C’est une manne financière d’environ 9,6 milliards de dollars US (6000 milliards de FCFA), selon une étude menée en 2023 par la Direction des études, de la recherche et des statiques de la BEAC qui échappe jusque-là aux pays de la CEMAC. Les fonds de remise en état des sites pétroliers et miniers (RES) ne sont toujours pas rapatriés à la Banque centrale des Etats de la sous-région CEMAC, Mais, restent logés dans les comptes offshores, hors de la zone CEMAC. Malgré le mandat des Chefs d’État à la Commission CEMAC concernant le rapatriement et la domiciliation de ces Fonds RES, réaffirmé lors du sommet de décembre 2024. Et, les compagnies pétrolières avaient jusqu’au 30 avril 2025, pour commencer ce rapatriement des fonds RES.
La réunion, dite historique du Gabon, du 30 avril 2025, entre le gouvernement gabonais, la Banque des États de l’Afrique centrale (BEAC) et les compagnies pétrolières, peut donc paraître comme un prélude à la mise en œuvre effective de cette réforme des fonds RES. Une initiative dont on dit portée par une forte volonté politique, annonce une nouvelle ère de gestion responsable des ressources pétrolières à travers la réforme du Fonds RES, destiné à la remise en état des sites d’exploitation.

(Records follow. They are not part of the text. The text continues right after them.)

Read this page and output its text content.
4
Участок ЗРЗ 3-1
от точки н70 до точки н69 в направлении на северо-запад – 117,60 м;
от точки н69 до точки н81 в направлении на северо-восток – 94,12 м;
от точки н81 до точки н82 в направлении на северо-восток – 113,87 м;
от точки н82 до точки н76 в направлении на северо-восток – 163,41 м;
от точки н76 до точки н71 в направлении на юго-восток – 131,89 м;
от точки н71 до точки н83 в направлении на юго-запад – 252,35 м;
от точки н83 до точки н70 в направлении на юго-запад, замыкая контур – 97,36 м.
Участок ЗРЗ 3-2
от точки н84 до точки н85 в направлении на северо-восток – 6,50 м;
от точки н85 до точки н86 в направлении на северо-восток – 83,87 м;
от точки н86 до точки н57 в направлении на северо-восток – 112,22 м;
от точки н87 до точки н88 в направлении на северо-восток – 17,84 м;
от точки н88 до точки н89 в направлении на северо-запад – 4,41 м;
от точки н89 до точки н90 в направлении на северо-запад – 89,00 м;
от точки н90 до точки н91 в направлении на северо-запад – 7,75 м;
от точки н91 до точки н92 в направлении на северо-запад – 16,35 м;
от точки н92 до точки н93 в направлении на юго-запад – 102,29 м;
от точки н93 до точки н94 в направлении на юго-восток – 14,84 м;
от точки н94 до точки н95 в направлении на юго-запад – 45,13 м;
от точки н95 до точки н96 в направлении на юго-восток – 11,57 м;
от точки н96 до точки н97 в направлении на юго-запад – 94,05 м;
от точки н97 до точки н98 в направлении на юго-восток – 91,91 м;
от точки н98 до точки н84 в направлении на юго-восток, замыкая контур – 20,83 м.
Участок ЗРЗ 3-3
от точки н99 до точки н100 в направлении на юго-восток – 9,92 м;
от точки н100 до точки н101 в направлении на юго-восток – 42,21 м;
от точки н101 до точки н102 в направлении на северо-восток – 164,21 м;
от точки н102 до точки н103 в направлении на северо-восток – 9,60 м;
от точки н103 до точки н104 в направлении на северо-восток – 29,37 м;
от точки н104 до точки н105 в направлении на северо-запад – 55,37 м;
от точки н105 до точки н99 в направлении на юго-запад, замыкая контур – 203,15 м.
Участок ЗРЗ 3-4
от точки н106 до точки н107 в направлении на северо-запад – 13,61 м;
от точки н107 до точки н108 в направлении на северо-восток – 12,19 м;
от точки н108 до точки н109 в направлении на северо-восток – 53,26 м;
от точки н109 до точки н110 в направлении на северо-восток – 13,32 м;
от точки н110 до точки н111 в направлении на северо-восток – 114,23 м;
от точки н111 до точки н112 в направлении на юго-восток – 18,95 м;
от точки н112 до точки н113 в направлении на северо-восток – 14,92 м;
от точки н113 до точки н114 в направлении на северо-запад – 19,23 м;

Lors d’une conférence de presse à l’issue de cette réunion, le Vice-premier ministre gabonais en charge de la Planification, Alexandre Barro Chambrier, a souligné l’importance stratégique de cette réforme. Il an mis en avant, la vision présidentielle de renforcer la transparence budgétaire et la gouvernance économique. « Cette démarche répond aux attentes des institutions régionales, notamment la CEMAC, en matière de discipline financière et de durabilité », a-t-il déclaré, saluant la convergence entre impératifs économiques et environnementaux.
Le ministre de l’Économie du Gabon, Mark Doumba, a ensuite détaillé les enjeux techniques du mécanisme. Il a insisté sur la nécessité de rapatrier et de cogérer les fonds destinés à la réhabilitation environnementale, souvent provisionnés sur plusieurs décennies sans contrôle réel des États. Après plusieurs années de négociations, seuls des désaccords résiduels demeurent, dont un dernier point complexe : l’immunité juridique de la BEAC.
Et justement, le Gouverneur de la BEAC, Yvon Sana Bangui, a quant à lui confirmé que ce point de blocage est non négociable. Il a défendu la nécessité de préserver l’immunité de la Banque centrale, essentielle pour la stabilité monétaire et la sécurité financière de la sous-région. « Ce principe ne peut être compromis sans mettre en péril l’architecture économique de la CEMAC », a-t-il précisé.
Malgré cet obstacle, les trois parties ont, apprend-t-on, affiché un optimisme prudent, et une volonté commune d’aboutir à un accord. Ce dialogue, ancré dans un esprit de partenariat et de responsabilité, représente une avancée significative vers une exploitation pétrolière plus équitable, transparente et respectueuse de l’environnement. Une nouvelle page est ainsi en train de s’ouvrir dans la gestion des ressources naturelles en Afrique centrale.